Aweek ago, polls showed such a high number of undecided voters on Question 6, Maryland's abortion law, that supporters of the measure expected a long night of nail-biting on Tuesday.
Instead, the measure cruised to victory with 61 percent of the vote.
It was that kind of day last Tuesday for abortion rights. After 12 years of one exhausting fight after another, Election Day 1992 changed the landscape for supporters of reproductive freedom.
Only two abortion measures were on state ballots -- Question 6 in Maryland and an Arizona initiative that would have outlawed virtually all abortions except those necessary to save the life of the mother -- and choice prevailed each time. But the biggest effect will come from the change in administrations.
For the next four years at least, appointments to the Supreme Court will be made by a president committed to reproductive freedom, and regardless of whether he in fact places an abortion "litmus test" on his appointments, they are likely to be far more supportive of privacy rights than Justice Antonin Scalia or Justice Clarence Thomas.
Even though President-elect Clinton drew some deserved criticism during his campaign for announcing such a litmus test, the fact is that throughout the Reagan-Bush years abortion has colored appointments and policies in ways that have damaged women and even cost lives around the world.
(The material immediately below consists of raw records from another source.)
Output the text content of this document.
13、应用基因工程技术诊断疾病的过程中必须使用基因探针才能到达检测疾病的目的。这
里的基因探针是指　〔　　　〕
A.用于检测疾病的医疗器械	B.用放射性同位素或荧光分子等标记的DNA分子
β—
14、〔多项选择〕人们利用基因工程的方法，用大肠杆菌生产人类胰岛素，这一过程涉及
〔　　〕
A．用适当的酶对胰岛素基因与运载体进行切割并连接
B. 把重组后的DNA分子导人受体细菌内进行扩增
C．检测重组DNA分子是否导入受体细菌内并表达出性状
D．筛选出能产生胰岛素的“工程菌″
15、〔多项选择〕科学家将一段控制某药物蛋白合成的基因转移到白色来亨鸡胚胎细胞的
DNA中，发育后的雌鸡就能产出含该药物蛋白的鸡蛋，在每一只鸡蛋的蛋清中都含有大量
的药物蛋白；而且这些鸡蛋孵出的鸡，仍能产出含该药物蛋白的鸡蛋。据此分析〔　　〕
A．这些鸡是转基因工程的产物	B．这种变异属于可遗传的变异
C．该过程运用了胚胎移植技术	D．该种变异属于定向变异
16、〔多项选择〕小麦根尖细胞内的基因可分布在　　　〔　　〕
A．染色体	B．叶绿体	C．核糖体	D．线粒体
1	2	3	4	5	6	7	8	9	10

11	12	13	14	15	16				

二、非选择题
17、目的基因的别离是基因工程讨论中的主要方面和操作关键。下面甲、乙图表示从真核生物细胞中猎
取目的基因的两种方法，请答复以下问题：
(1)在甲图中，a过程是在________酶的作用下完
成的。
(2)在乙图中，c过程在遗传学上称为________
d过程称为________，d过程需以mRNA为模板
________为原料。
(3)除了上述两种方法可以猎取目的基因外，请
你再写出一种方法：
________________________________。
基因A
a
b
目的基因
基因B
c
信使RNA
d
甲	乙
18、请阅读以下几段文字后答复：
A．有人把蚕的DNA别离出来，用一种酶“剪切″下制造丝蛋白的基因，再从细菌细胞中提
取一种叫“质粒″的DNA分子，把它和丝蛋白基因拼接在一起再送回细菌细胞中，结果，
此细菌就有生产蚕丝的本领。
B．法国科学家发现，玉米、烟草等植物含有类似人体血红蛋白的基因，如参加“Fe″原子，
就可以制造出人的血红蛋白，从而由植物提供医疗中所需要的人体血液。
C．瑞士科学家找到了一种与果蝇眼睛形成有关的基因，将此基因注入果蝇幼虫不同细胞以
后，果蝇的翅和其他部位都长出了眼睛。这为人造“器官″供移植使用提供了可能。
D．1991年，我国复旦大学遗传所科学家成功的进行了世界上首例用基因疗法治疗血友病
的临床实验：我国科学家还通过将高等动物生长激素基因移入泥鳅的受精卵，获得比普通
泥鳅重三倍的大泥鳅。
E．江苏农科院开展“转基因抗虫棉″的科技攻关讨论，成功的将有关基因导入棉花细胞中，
Thanks to the Clinton victory, we can look forward to an end to some of the results of the Reagan-Bush anti-abortion litmus test:
* On Tuesday, while Americans were voting to end the Reagan-Bush era, a federal appeals court was invalidating the Bush administration's ban on abortion counseling at federally financed family planning clinics. Since the Clinton administration assuredly will not appeal this regulation to the Supreme Court, that ruling puts an end to this misguided attempt to censor information given to pregnant women.
* Look for the Clinton administration to reverse a ban on federally funded research using fetal tissue. President Bush's decision to scuttle a compromise on this issue disappointed members of Congress on both sides of the abortion issue.
* With a president committed to reproductive freedom, American women can look forward to new options for controlling fertility. Dr. Sharon Camp of the Washington-based Population Crisis Committee predicts that with Bill Clinton in the White House, RU-486, the French "abortion pill," will be available in this country within five years. Had President Bush been re-elected, she thinks it would have taken a decade.
* The renewed support for reproductive freedom should also contribute to a better climate for contraceptive research, giving women more choices for birth control -- and helping to prevent the need for abortion.
* The most notorious result of the Reagan-Bush litmus test on abortion has not affected Americans at all, but rather women in developing countries served by international family planning programs. Under a policy announced in 1984 at a United Nations population conference in Mexico City, the United States has withheld funding from the United Nations Population Fund and the International Planned Parenthood Federation, largely because of abortion opponents' objections to scattered reports of coerced abortions in the early years of China's one-child policy, a desperate attempt to restrain that country's population before it spirals out of control.
The Mexico City policy ignores the fact that family planning clinics are often a woman's only access to health care. Moreover, the main goal of family planning in these countries is to free women from yearly childbirth -- in order to preserve the mother's life and health and, equally important, to prevent infants from being weaned too soon, thus helping to cut the high toll of child mortality.
Since 1984, this malicious policy has stood as one of the biggest achievements of the anti-abortion movement. Doing away with this "pro-life" policy that actually costs human lives should be a priority of the Clinton administration.
Looking back on the long effort to pass the legislation that became Question 6 and to win the campaign for voter approval, state Sen. Barbara Hoffman no doubt spoke for many Maryland legislators this week when she said, "I'm delighted I don't have to deal with this again."
Elsewhere in the country, legislators may yet face skirmishes on abortion. But given the new political era ushered in on Tuesday, advocates for reproductive freedom no longer have to feel under siege.
Now, perhaps, the country can turn its attention to the real abortion issue -- helping ensure that women don't need it anymore.
Sara Engram is editorial-page director of The Evening Sun.